Outro dia li a entrevista de um escritor brasileiro, recentemente descoberto pelas editoras e pela crítica especializada. Ele dizia que não acredita nessa coisa de “ser brasileiro”.  Não sei o que pensaria José de Alencar se um vidente lhe dissesse que cem anos depois dele um escritor importante e brasileiro faria tal declaração. Depois dele e do projeto de construção da identidade cultural do Brasil – projeto que Alencar, mais do que qualquer outro romântico ambicionou com seu romance que, não obstante o claro das impropriedades tenta traçar a geografia do Brasil. Acho que a mesma reação teria o Mário de Andrade, que ao modo dos artistas de sua geração e seu caráter anárquico, também ambicionou dar continuidade – de um modo diferente, claro, crítico e coisa e tal – ao projeto de identidade cultural. Macunaíma, o herói sem caráter, é o romance tese dessa empreitada. Mas o fato é que o tal escritor da entrevista talvez não esteja enganado.

No século XIX a França era o paradigma cultural do mundo ocidental e foram as vanguardas européias que influenciaram o Modernismo dos Mários. Quase cem anos depois dos gritos e berros que ecoaram no teatro municipal de São Paulo, ainda estamos em formação e a única conclusão que chegamos é que não somos negros nem brancos nem índios.

As tecnologias nos aproximaram e a globalização – que não é coisa nova e começou com as navegações – tem contribuído para nos fazer sentir cada vez mais um só povo, não obstante os fundamentalistas de plantão. O povo do pequeno ponto perdido no espaço que alguns dizem ser azul e que se chama terra.

Teve um tempo que eu achava estranho o fato de gostar tanto dos romances americanos da década de 20, ambientados na França e que falam de homens e mulheres – de quem uma escritora se referiu como geração perdida – vivendo o entre-guerras e a frustração de ser humano e o quanto isso representa de impotência e fragilidade. Eu achava que isso acontecia em decorrência de minha péssima formação em escolas públicas e minhas leituras mal orientadas. Cheguei a escrever para um amigo, lamentando essa falha em meu caráter.
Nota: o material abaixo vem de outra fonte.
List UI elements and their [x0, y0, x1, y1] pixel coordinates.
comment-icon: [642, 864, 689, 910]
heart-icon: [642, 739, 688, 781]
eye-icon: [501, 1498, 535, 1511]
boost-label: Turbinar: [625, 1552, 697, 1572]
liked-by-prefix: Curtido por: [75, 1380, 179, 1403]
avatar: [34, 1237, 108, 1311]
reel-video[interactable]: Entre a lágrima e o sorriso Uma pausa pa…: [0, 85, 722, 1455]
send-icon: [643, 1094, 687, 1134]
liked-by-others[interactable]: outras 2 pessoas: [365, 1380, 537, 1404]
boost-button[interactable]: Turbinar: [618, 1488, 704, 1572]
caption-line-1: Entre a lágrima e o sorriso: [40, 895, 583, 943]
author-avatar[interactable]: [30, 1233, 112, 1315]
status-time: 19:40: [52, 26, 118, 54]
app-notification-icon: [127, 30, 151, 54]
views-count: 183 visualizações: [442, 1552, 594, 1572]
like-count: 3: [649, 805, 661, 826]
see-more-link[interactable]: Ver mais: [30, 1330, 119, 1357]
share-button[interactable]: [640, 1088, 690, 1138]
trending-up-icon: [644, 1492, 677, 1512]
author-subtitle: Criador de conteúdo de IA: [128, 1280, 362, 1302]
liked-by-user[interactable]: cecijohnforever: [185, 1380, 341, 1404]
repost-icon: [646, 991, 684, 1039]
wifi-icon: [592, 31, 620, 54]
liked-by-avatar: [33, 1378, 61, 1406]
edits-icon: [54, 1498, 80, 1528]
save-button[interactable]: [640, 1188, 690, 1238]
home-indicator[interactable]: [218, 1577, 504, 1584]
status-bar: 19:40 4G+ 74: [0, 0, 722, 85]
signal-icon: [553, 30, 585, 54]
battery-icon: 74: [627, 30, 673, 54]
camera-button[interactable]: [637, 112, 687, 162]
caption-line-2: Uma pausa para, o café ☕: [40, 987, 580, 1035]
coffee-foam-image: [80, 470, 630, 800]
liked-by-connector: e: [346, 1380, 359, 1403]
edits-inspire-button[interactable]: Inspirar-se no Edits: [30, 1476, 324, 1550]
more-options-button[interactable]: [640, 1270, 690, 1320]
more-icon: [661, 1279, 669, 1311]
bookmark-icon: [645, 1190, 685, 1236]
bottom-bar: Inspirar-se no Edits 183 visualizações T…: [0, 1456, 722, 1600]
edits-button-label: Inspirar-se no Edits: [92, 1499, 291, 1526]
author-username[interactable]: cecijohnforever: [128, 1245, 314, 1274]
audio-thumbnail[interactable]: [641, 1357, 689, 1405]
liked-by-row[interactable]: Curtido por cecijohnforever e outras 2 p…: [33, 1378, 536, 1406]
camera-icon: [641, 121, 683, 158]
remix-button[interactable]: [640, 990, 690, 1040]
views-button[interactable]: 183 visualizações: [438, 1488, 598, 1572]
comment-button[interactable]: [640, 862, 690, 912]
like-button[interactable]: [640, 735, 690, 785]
Por que eu me sinto mais identificado com Fitzgerald do que Graciliano, e por que kind of blue me encanta mais do que Samarica Parteira?

Não estou dizendo que nossos escritores e músicos sejam melhores ou piores. Estou dizendo que um livro ou disco, escrito ou gravado quase cem anos atrás e milhares de quilômetros longe de meu país me encanta e me causa felicidade. E isso tudo também por uma relação narcisista. Porque de algum modo e apesar de todo estranhamento, eu, nascido em Pernambuco, Nordeste do Brasil me encontro ali. Vislumbro meu reflexo.

Não me sinto mais constrangido. Leio e escuto o que me traz felicidade, mesmo que o Ariano me considere um mentecapto. 

12 maio 2009

Teimosia


Dizer que um escritor segue a tradição não é afirmar em outras palavras que ele seja cultor de formas anacrônicas ou temas idem; não confundir com neoclassicismo. Também não é acusá-lo de plágio, tampouco fazê-lo herdeiro de uma herança segundo a contingência da legitimidade do sangue; nada a ver com a ética aristocrática, mas com a ética segundo Hesíodo; estamos falando do esforço da labuta, do direito adquirido, por que conquistado.

O texto acima é o primeiro parágrafo de um artigo que escrevi faz uns dez anos. Na época eu achava que tudo se resumia numa equação elementar: dedicação e labuta. Hoje eu sei que não é tão simples, mas ainda não desisti e consigo extrair consolo de uma frase de Flaubert: “Não importa, terei algum valor por minha teimosia.”